Gambar 3 Bakteri probiotik menurunkan produksi sitokin Th2 "proalergik" [interleukin-


4 (IL-4)] dan meningkatkan produksi "anti alergi" Th1-sitokin [interferon γ ( IFN γ)]
dalam sel darah perifer terstimulasi (PBMCs) dari alergi tungau debu rumah
subjek [161]

11 Defensines = molekul protein yang dilepaskan dari sel di dalam tubuh dan terlibat dalam pertahanan melawan bakteri.

12 Th1, Th2: Sel T-helper.


Probiotik, Prebiotik, dan Sinbiotik 17

1.4.9
Infeksi Virus dan Saluran Pernafasan yang Umum

Probiotik dengan sifat stimulasi kekebalan yang terbukti mungkin merupakan kandidat yang
tepat untuk pencegahan atau pengobatan beberapa infeksi virus yang umum termasuk pada
saluran pernapasan. Ini telah diselidiki secara menyeluruh pada infeksi rotavirus, tetapi
enterovirus juga telah diselidiki, di mana organ targetnya tidak hanya usus.

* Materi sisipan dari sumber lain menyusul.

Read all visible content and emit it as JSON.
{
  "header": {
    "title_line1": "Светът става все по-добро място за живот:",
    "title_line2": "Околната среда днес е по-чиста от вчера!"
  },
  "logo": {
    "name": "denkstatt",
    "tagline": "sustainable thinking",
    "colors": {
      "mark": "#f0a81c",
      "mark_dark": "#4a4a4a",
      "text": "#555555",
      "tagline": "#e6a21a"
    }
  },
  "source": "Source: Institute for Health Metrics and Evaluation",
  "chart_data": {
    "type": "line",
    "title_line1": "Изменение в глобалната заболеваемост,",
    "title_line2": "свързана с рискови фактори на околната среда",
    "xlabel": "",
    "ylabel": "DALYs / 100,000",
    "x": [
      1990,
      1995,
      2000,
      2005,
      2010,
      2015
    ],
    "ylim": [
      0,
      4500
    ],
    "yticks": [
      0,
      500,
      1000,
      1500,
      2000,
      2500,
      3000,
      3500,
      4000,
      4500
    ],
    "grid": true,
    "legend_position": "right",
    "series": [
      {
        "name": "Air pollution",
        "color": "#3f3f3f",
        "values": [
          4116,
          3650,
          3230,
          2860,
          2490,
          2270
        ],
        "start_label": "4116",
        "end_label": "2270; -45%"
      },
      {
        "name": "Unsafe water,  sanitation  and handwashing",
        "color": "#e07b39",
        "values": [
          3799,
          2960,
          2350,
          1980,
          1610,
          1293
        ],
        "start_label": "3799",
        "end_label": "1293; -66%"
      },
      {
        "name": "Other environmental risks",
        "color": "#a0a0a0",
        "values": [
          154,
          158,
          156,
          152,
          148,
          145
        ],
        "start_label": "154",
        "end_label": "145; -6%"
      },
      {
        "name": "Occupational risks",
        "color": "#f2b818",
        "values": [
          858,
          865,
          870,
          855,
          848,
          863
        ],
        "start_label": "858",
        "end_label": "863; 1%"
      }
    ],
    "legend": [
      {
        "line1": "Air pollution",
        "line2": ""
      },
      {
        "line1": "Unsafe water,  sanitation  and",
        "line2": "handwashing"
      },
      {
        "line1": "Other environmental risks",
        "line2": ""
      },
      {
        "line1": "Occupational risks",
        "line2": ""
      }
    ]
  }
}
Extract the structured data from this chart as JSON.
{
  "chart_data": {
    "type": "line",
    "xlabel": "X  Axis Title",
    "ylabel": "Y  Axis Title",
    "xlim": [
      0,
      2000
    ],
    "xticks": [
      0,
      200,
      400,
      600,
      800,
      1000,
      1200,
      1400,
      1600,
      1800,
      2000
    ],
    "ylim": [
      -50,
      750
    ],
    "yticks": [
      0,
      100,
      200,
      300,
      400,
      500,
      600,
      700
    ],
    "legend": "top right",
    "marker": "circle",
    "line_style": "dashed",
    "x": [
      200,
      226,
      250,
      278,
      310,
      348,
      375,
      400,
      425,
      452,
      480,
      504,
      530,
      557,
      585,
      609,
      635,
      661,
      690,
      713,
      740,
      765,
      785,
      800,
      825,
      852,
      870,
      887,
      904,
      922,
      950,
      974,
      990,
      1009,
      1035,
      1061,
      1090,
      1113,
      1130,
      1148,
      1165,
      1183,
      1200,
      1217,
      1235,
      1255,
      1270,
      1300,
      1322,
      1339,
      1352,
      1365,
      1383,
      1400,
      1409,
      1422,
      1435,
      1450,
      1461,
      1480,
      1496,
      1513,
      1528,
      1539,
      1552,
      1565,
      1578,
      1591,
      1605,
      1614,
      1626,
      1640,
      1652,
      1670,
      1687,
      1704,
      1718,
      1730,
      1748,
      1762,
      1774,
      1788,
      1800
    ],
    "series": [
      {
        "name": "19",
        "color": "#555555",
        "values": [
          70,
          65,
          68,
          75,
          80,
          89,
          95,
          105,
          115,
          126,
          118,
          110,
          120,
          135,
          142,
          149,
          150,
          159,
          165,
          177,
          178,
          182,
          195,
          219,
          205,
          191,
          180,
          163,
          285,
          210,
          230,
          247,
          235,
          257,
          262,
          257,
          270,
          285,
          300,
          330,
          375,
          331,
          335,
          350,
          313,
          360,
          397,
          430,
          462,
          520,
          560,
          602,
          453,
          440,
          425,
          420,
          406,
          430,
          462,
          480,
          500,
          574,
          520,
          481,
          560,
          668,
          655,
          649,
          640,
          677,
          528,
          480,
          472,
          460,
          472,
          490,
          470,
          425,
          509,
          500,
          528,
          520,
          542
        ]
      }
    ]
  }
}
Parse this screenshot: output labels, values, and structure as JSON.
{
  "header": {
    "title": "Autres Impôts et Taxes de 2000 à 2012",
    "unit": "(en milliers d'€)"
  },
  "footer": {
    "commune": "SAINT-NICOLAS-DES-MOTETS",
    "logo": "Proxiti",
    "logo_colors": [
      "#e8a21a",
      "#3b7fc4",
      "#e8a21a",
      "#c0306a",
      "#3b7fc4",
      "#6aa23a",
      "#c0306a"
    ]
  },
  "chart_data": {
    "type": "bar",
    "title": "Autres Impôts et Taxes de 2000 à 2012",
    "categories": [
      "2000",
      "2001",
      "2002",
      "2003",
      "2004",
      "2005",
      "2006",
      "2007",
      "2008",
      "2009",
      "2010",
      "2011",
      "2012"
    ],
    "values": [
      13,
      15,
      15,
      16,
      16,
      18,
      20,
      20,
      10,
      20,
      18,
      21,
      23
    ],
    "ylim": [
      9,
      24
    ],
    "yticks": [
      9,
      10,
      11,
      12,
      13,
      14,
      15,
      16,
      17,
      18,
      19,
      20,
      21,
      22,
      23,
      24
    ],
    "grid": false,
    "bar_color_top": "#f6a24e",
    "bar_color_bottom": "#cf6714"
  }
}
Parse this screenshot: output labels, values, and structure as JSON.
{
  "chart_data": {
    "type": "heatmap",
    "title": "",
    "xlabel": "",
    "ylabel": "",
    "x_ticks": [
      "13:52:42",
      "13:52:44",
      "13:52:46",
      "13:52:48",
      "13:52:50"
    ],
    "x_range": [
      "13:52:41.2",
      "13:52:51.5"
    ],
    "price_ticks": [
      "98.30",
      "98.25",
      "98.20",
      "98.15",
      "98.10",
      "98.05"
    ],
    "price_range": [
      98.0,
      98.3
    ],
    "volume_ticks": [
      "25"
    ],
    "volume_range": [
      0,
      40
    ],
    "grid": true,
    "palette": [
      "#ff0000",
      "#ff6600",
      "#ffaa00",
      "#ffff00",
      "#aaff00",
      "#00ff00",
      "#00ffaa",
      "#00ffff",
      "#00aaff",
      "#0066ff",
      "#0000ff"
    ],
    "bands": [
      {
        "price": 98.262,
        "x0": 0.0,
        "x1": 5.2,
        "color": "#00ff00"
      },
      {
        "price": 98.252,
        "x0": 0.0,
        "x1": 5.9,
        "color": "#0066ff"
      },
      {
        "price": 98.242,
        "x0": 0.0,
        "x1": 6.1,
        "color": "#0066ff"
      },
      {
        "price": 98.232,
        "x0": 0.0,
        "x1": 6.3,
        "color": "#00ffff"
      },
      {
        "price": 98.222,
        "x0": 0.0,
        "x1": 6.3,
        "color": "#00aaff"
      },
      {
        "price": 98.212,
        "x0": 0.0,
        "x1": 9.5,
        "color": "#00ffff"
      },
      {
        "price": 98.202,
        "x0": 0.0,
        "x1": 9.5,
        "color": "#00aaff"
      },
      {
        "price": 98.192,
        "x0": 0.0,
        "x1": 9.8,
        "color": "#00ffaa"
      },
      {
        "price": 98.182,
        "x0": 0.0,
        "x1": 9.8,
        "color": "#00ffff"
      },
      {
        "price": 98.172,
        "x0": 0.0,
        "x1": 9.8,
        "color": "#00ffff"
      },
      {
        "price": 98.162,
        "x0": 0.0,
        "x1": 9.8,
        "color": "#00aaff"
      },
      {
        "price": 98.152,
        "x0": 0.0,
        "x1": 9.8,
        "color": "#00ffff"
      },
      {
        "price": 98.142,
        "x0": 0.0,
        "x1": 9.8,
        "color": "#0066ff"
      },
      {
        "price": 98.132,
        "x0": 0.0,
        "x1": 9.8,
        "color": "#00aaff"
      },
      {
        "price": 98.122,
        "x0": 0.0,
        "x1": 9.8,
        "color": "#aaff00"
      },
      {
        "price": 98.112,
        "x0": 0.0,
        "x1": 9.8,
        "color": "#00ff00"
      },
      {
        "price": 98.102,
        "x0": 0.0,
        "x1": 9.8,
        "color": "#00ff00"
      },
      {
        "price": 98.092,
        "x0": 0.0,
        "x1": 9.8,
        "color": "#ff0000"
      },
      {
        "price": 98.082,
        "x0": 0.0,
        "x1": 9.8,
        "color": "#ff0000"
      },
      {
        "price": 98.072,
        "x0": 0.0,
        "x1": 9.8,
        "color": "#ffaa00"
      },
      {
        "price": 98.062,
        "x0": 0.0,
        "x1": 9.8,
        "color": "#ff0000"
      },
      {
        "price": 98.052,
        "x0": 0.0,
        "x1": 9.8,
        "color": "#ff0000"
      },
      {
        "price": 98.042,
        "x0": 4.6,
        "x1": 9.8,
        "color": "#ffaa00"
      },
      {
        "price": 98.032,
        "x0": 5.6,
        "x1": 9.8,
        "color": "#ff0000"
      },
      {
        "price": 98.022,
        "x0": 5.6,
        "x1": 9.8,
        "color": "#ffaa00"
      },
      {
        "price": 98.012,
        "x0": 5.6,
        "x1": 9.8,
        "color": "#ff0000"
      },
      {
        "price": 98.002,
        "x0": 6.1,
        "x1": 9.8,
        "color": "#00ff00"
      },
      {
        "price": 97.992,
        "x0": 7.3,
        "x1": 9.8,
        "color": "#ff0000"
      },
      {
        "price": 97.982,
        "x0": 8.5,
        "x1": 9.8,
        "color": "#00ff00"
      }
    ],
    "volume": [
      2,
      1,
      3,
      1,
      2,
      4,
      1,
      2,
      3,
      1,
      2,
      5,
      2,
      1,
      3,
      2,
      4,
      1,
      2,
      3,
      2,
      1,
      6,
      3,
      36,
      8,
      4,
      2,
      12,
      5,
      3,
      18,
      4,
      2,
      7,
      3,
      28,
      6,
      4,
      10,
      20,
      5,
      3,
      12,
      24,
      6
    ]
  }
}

Sebuah studi klinis acak, tersamar ganda, terkontrol plasebo [162], di mana strain Lactobacillus
rhamnosus dan paracasei diterapkan secara oral pada orang dewasa muda sebelum dan selama
vaksinasi oral dengan virus polio yang dilemahkan, menunjukkan bahwa probiotik menginduksi
respon imunologi (IgA, IgG) dan memberikan perlindungan dari virus polio dengan meningkatkan
produksi antibodi penetral virus.

Beberapa penelitian memberikan bukti, bahwa strain tertentu dari bakteri probiotik dapat mencegah
infeksi saluran pernapasan akibat virus (flu biasa dan flu), meredakan keluhan dan / atau
memperpendek durasi penyakit. Dalam studi Finlandia double-blind, terkontrol plasebo, anak-anak dari
pusat penitipan anak ( 1 - 6 tahun), mengonsumsi susu dengan probiotik L. rhamnosus saring untuk 7 bulan,
dulu
0.7 hari lebih sedikit absen dari pusat karena penyakit pada saluran pencernaan dan pernafasan
dan memiliki risiko lebih rendah dari infeksi saluran pernafasan daripada kontrol. Tidak ada
perbedaan yang dibuat antara infeksi virus dan mikroba [49]. Probiotik Enterococcus faecalis persiapan
tidak mengurangi kejadian infeksi saluran pernafasan pada anak-anak baik dan malnutrisi [166],
sedangkan a L. casei strain efektif pada infeksi musim dingin pada subjek lansia dalam studi
percontohan [167].

Gambar 4 Pengaruh konsumsi rutin tiga galur probiotik lactobacilli dan bifobacteria ( 5 × 10 7 cfu / hari) pada
frekuensi, durasi, dan tingkat keparahan episode flu biasa di 244 subjek sehat selama periode musim dingin
/ musim semi [168, 170]
18 M. de Vrese · J. Schrezenmeir

Dalam uji klinis double-blind, terkontrol pada orang dewasa sehat, tablet berlapis film
mengandung plus campuran vitamin-mineral L. gasseri, B. longum dan
B. bi fi dum ( verum), atau tanpa bakteri probiotik diterapkan ke total 500 peserta penelitian selama
dua periode musim dingin-musim semi (3 dan 5.5 bulan). Pada kelompok verum, episode dingin
hampir dua hari lebih pendek ( p < 0,05), keluhan yang tidak terlalu parah ( p = 0,056) dan lebih sedikit
hari dengan demam ( p = 0,03) dicatat (Gbr. 4), disertai dengan modulasi imunitas seluler [168-170].

1.4.10
Probiotik pada Alergi dan Penyakit Atopik Anak

Salah satu hasil studi yang paling menarik dalam beberapa tahun terakhir adalah penemuan bahwa bakteri
probiotik tidak secara eksklusif merangsang kekebalan, tetapi dapat memodulasi reaksi kekebalan pada orang
dengan alergi dan penyakit atopik atau pada bayi yang berisiko [171, 172].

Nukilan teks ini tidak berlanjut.